Adding a protection-board to a non-protected cell ?

Have any one tried removing a protection board from a dead, weak, or cheap LiIon cell, and transplanted it to a good non-protected cell ?
I have 2 really crappy red Crapfire cells that has a ridiculous high internal resistance, ( drops from 4.12 volts to 3.7 volts in a couple weeks) and they tested at a lethargic 560mah and 610mah each, but the protection circuits actually work. (cuts off the voltage at around 2.5 volts when discharging in a light that don;t have low-voltage protection.)
I was going to toss the cells to the recycle bin at the local HomeDepot, but wondered if the protection bases and side-strips could be salvaged and transplanted on laptop pulls, then re-wrapped.

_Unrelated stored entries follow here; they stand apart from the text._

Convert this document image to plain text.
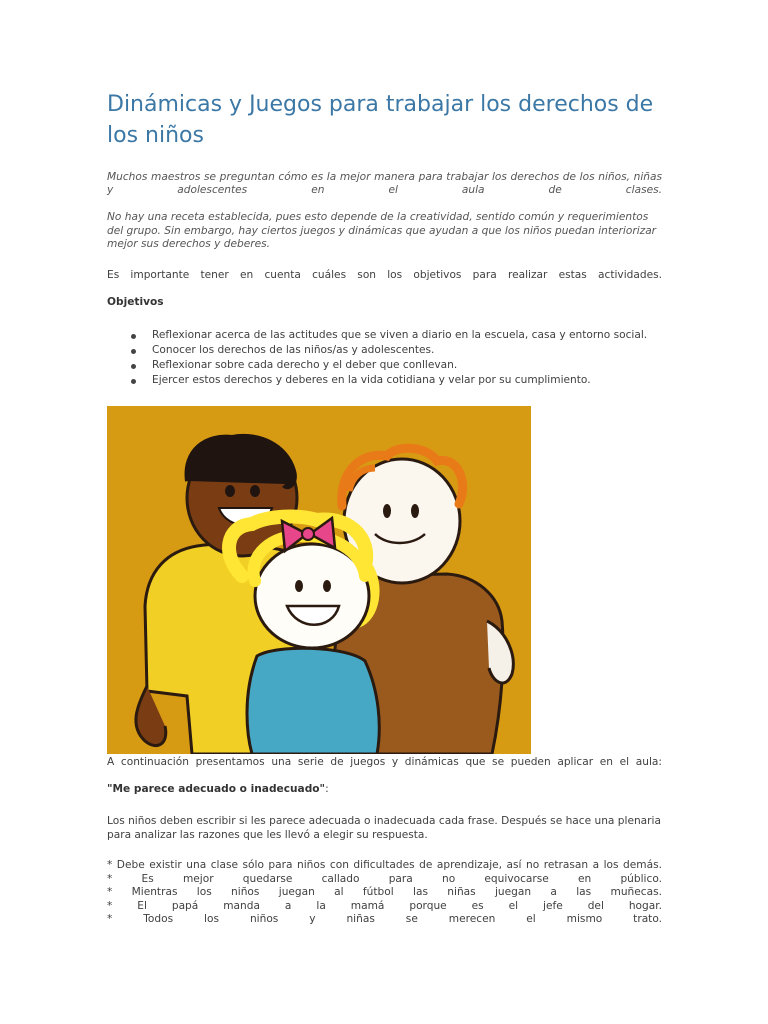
Dinámicas y Juegos para trabajar los derechos de los niños

Muchos maestros se preguntan cómo es la mejor manera para trabajar los derechos de los niños, niñas

y adolescentes en el aula de clases.

No hay una receta establecida, pues esto depende de la creatividad, sentido común y requerimientos del grupo. Sin embargo, hay ciertos juegos y dinámicas que ayudan a que los niños puedan interiorizar mejor sus derechos y deberes.

Es importante tener en cuenta cuáles son los objetivos para realizar estas actividades.

Objetivos

Reflexionar acerca de las actitudes que se viven a diario en la escuela, casa y entorno social.
Conocer los derechos de las niños/as y adolescentes.
Reflexionar sobre cada derecho y el deber que conllevan.
Ejercer estos derechos y deberes en la vida cotidiana y velar por su cumplimiento.

A continuación presentamos una serie de juegos y dinámicas que se pueden aplicar en el aula:

"Me parece adecuado o inadecuado":

Los niños deben escribir si les parece adecuada o inadecuada cada frase. Después se hace una plenaria para analizar las razones que les llevó a elegir su respuesta.

* Debe existir una clase sólo para niños con dificultades de aprendizaje, así no retrasan a los demás.

* Es mejor quedarse callado para no equivocarse en público.

* Mientras los niños juegan al fútbol las niñas juegan a las muñecas.

* El papá manda a la mamá porque es el jefe del hogar.

* Todos los niños y niñas se merecen el mismo trato.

I have never done it, but assuming you can solder to the unprotected cell, I don’t see why this wouldn’t work…

I’ve done it with the protection circuits fasttech sells. The hardest part was getting the solder connections clean and compact enough to still fit in a light.

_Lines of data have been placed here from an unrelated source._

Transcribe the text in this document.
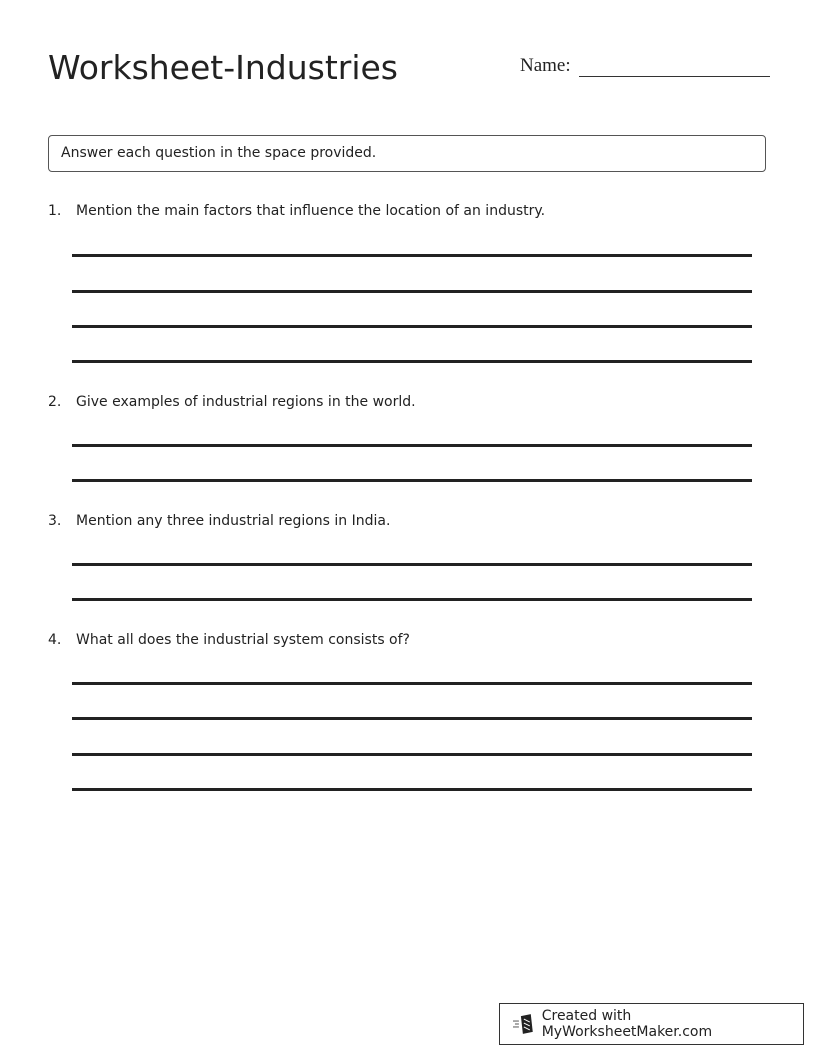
Worksheet-Industries	Name:
Answer each question in the space provided.
1.	Mention the main factors that influence the location of an industry.
2.	Give examples of industrial regions in the world.
3.	Mention any three industrial regions in India.
4.	What all does the industrial system consists of?
Created with MyWorksheetMaker.com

I wonder if solder paste might help with that? No experience, just spit-balling.

You can also get seiko protection pcbs on aliexpress.

I am looking for the button top of 18650’s, as a spare part. Any ideas?

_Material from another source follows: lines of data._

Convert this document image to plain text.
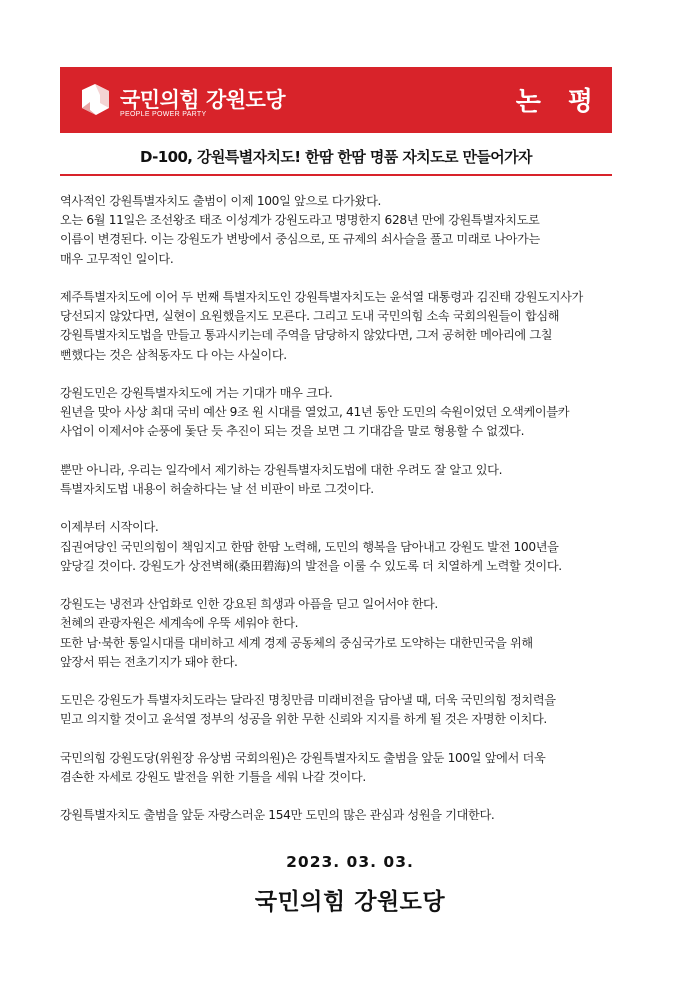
국민의힘 강원도당
PEOPLE POWER PARTY	논 평
D-100, 강원특별자치도! 한땀 한땀 명품 자치도로 만들어가자
역사적인 강원특별자치도 출범이 이제 100일 앞으로 다가왔다.
오는 6월 11일은 조선왕조 태조 이성계가 강원도라고 명명한지 628년 만에 강원특별자치도로
이름이 변경된다. 이는 강원도가 변방에서 중심으로, 또 규제의 쇠사슬을 풀고 미래로 나아가는
매우 고무적인 일이다.
제주특별자치도에 이어 두 번째 특별자치도인 강원특별자치도는 윤석열 대통령과 김진태 강원도지사가
당선되지 않았다면, 실현이 요원했을지도 모른다. 그리고 도내 국민의힘 소속 국회의원들이 합심해
강원특별자치도법을 만들고 통과시키는데 주역을 담당하지 않았다면, 그저 공허한 메아리에 그칠
뻔했다는 것은 삼척동자도 다 아는 사실이다.
강원도민은 강원특별자치도에 거는 기대가 매우 크다.
원년을 맞아 사상 최대 국비 예산 9조 원 시대를 열었고, 41년 동안 도민의 숙원이었던 오색케이블카
사업이 이제서야 순풍에 돛단 듯 추진이 되는 것을 보면 그 기대감을 말로 형용할 수 없겠다.
뿐만 아니라, 우리는 일각에서 제기하는 강원특별자치도법에 대한 우려도 잘 알고 있다.
특별자치도법 내용이 허술하다는 날 선 비판이 바로 그것이다.
이제부터 시작이다.
집권여당인 국민의힘이 책임지고 한땀 한땀 노력해, 도민의 행복을 담아내고 강원도 발전 100년을
앞당길 것이다. 강원도가 상전벽해(桑田碧海)의 발전을 이룰 수 있도록 더 치열하게 노력할 것이다.
강원도는 냉전과 산업화로 인한 강요된 희생과 아픔을 딛고 일어서야 한다.
천혜의 관광자원은 세계속에 우뚝 세워야 한다.
또한 남·북한 통일시대를 대비하고 세계 경제 공동체의 중심국가로 도약하는 대한민국을 위해
앞장서 뛰는 전초기지가 돼야 한다.
도민은 강원도가 특별자치도라는 달라진 명칭만큼 미래비전을 담아낼 때, 더욱 국민의힘 정치력을
믿고 의지할 것이고 윤석열 정부의 성공을 위한 무한 신뢰와 지지를 하게 될 것은 자명한 이치다.
국민의힘 강원도당(위원장 유상범 국회의원)은 강원특별자치도 출범을 앞둔 100일 앞에서 더욱
겸손한 자세로 강원도 발전을 위한 기틀을 세워 나갈 것이다.
강원특별자치도 출범을 앞둔 자랑스러운 154만 도민의 많은 관심과 성원을 기대한다.
2023. 03. 03.
국민의힘 강원도당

some use small neodymium magnets, i have used just blobs of solder on most of mine.

Remember the legitimate manufacturers will warn you never, ever try to solder to a Li-ion cell, because that heat can damage the thin membrane that separates the reactant chemicals (just as denting it, or dropping it, can do). Once that sort of damage happens you can get crystals slowly growing and eventual “Rapid Unplanned Disassembly”

The right way: have tabs spot-welded on; then you can solder to the tabs.